Pero tampoco es argumento en favor de la verdad que un individuo o lobby de expertos impongan su verdad como si fuera absoluta, sea esta avalada por la ciencia experimental o por la reconocida autoridad de sus componentes. El conocimiento del ser humano está siempre limitado por la perspectiva concreta desde la que se logra, por la infinitud de lo que se estudia y por las limitaciones propias de cada cual y de los medios. El investigador más concienzudo no solo dice el alcance de sus logros, sino también sus límites. Cuanto más sabe, menos se impone. El que sabe algo, sabe que no sabe casi nada.
Las verdades encontradas se proponen, no se imponen. Y se proponen al diálogo porque el diálogo nos abre a la perspectiva del otro, a la cual no tenemos acceso sin su palabra. No hay ninguna perspectiva que sea prescindible, cancelable, anulable o ninguneable. Cuando hay honradez en el conocer y en el expresar lo que vemos desde nuestra perspectiva, hay siempre enriquecimiento mutuo. Quizás sea este el sentido de cada existencia humana: que cada cual se comprometa a decir con honradez la verdad que encuentra desde su perspectiva.

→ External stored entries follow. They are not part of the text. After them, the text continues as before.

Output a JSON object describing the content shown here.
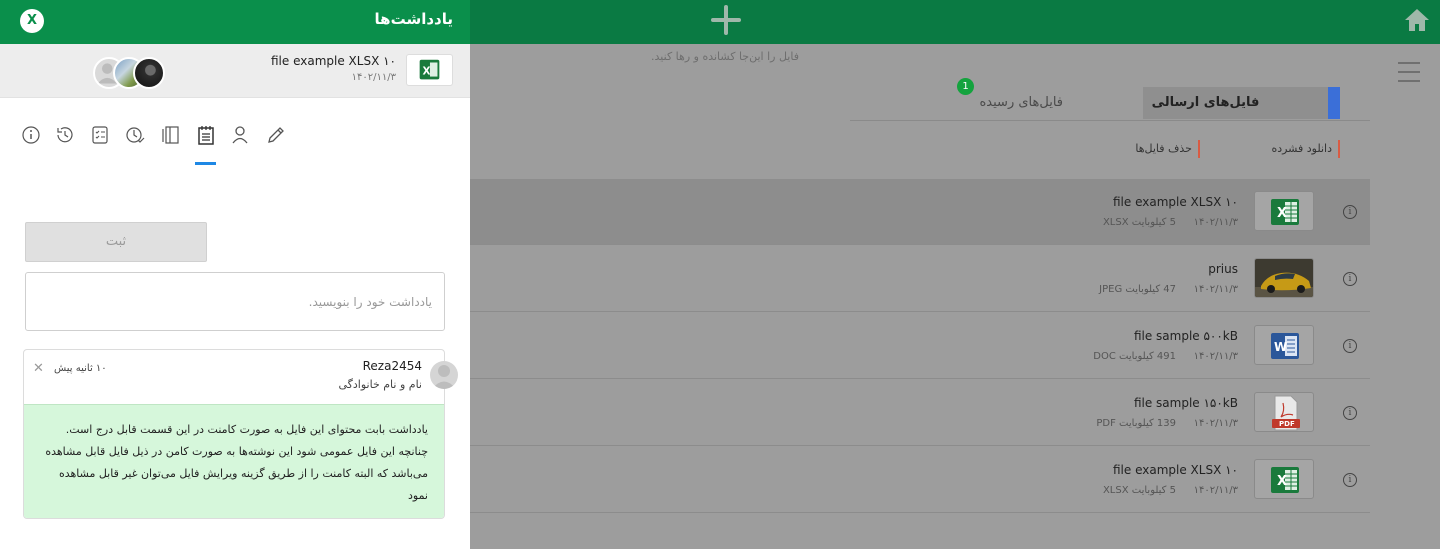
{
  "app": {
    "drop_hint": "فایل را این‌جا کشانده و رها کنید.",
    "tabs": [
      {
        "label": "فایل‌های ارسالی",
        "active": true
      },
      {
        "label": "فایل‌های رسیده",
        "badge": "1"
      }
    ],
    "actions": {
      "download": "دانلود فشرده",
      "delete": "حذف فایل‌ها"
    },
    "files": [
      {
        "name": "file example XLSX ۱۰",
        "date": "۱۴۰۲/۱۱/۳",
        "size": "5 کیلوبایت XLSX",
        "type": "xlsx",
        "icon": "excel-icon",
        "selected": true
      },
      {
        "name": "prius",
        "date": "۱۴۰۲/۱۱/۳",
        "size": "47 کیلوبایت JPEG",
        "type": "jpeg",
        "icon": "image-thumbnail"
      },
      {
        "name": "file sample ۵۰۰kB",
        "date": "۱۴۰۲/۱۱/۳",
        "size": "491 کیلوبایت DOC",
        "type": "doc",
        "icon": "word-icon"
      },
      {
        "name": "file sample ۱۵۰kB",
        "date": "۱۴۰۲/۱۱/۳",
        "size": "139 کیلوبایت PDF",
        "type": "pdf",
        "icon": "pdf-icon"
      },
      {
        "name": "file example XLSX ۱۰",
        "date": "۱۴۰۲/۱۱/۳",
        "size": "5 کیلوبایت XLSX",
        "type": "xlsx",
        "icon": "excel-icon"
      }
    ]
  },
  "panel": {
    "title": "یادداشت‌ها",
    "close_label": "X",
    "file": {
      "name": "file example XLSX ۱۰",
      "date": "۱۴۰۲/۱۱/۳"
    },
    "tools": [
      "edit-icon",
      "user-icon",
      "notes-icon",
      "versions-icon",
      "time-check-icon",
      "checklist-icon",
      "history-icon",
      "info-icon"
    ],
    "active_tool": "notes-icon",
    "submit_label": "ثبت",
    "input_placeholder": "یادداشت خود را بنویسید.",
    "comment": {
      "author": "Reza2454",
      "fullname": "نام و نام خانوادگی",
      "time": "۱۰ ثانیه پیش",
      "delete_label": "✕",
      "body": "یادداشت بابت محتوای این فایل به صورت کامنت در این قسمت قابل درج است. چنانچه این فایل عمومی شود این نوشته‌ها به صورت کامن در ذیل فایل قابل مشاهده می‌باشد که البته کامنت را از طریق گزینه ویرایش فایل می‌توان غیر قابل مشاهده نمود"
    }
  },
  "colors": {
    "header_green": "#0a8f4b",
    "tab_accent": "#3b6fd8",
    "action_marker": "#d95b43",
    "comment_bg": "#d6f7db",
    "active_tool": "#1e88e5"
  }
}
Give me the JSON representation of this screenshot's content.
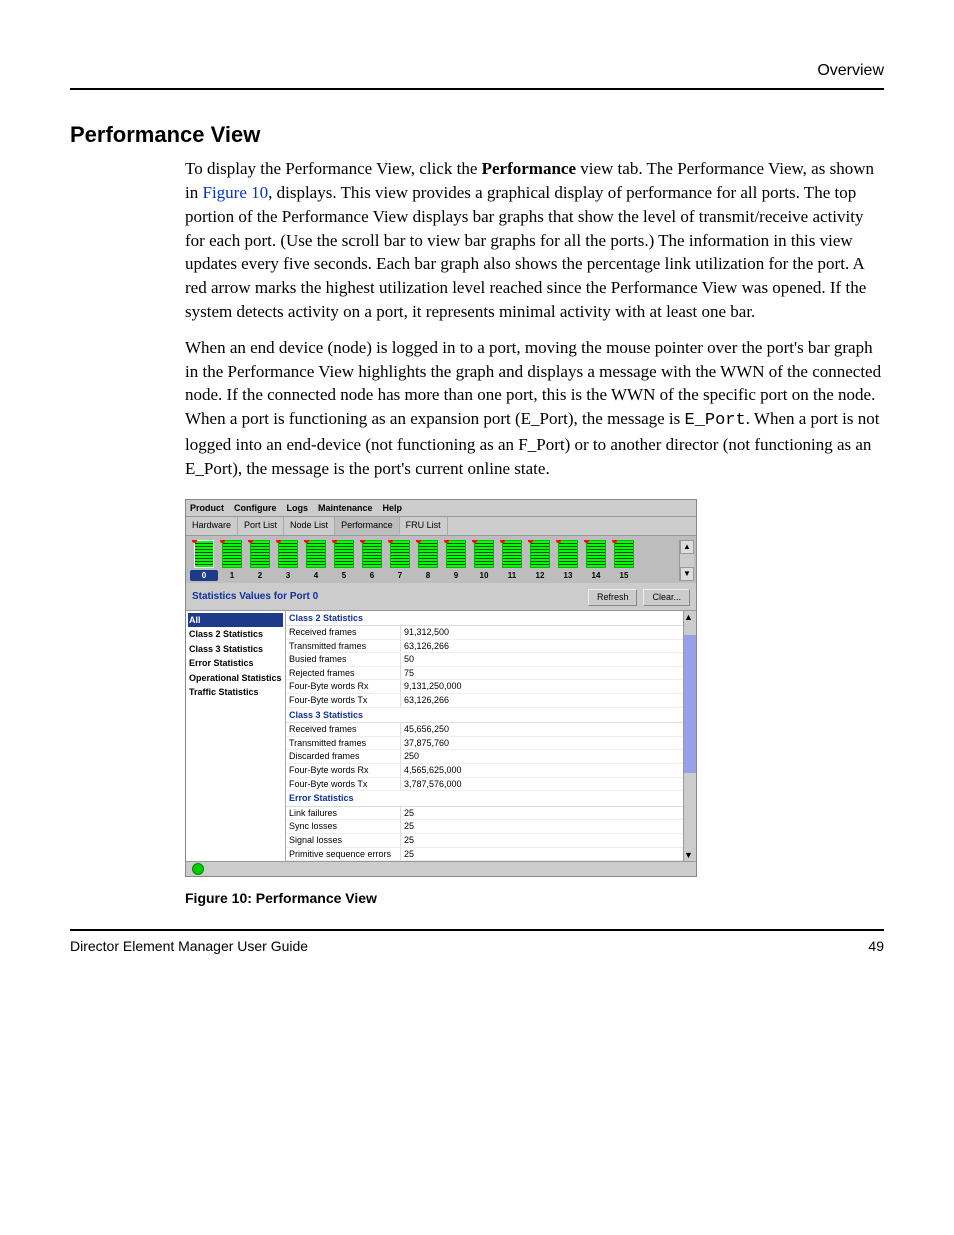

Admitir la objeción de conciencia no es más que el reconocimiento elegante y sabio de que una mayoría, aunque se auto otorgue una ley, no posee la verdad absoluta. Sin este reconocimiento no es posible la democracia. De nada les sirvió a los acusados por el exterminio del pueblo judío en Núremberg apelar a que cumplían con el deber al seguir una ley aprobada por su parlamento. No le sirvió de nada a Eichmann decir que la Shoah no era de su agrado, pero que cumplía el deber y que estaba orgulloso de haberlo cumplido contra sus convicciones más profundas. No hay mejor definición del hombre banal, decía Arendt.
Quizás compense releer, o leer por primera vez si no se ha hecho nunca, la Antígona de Sófocles. Hemos de huir de los Creontes y de sus oráculos divinos. Este siglo XXI, por falta de pensamiento crítico, es demasiado proclive a la apoteosis: a la divinización del poder.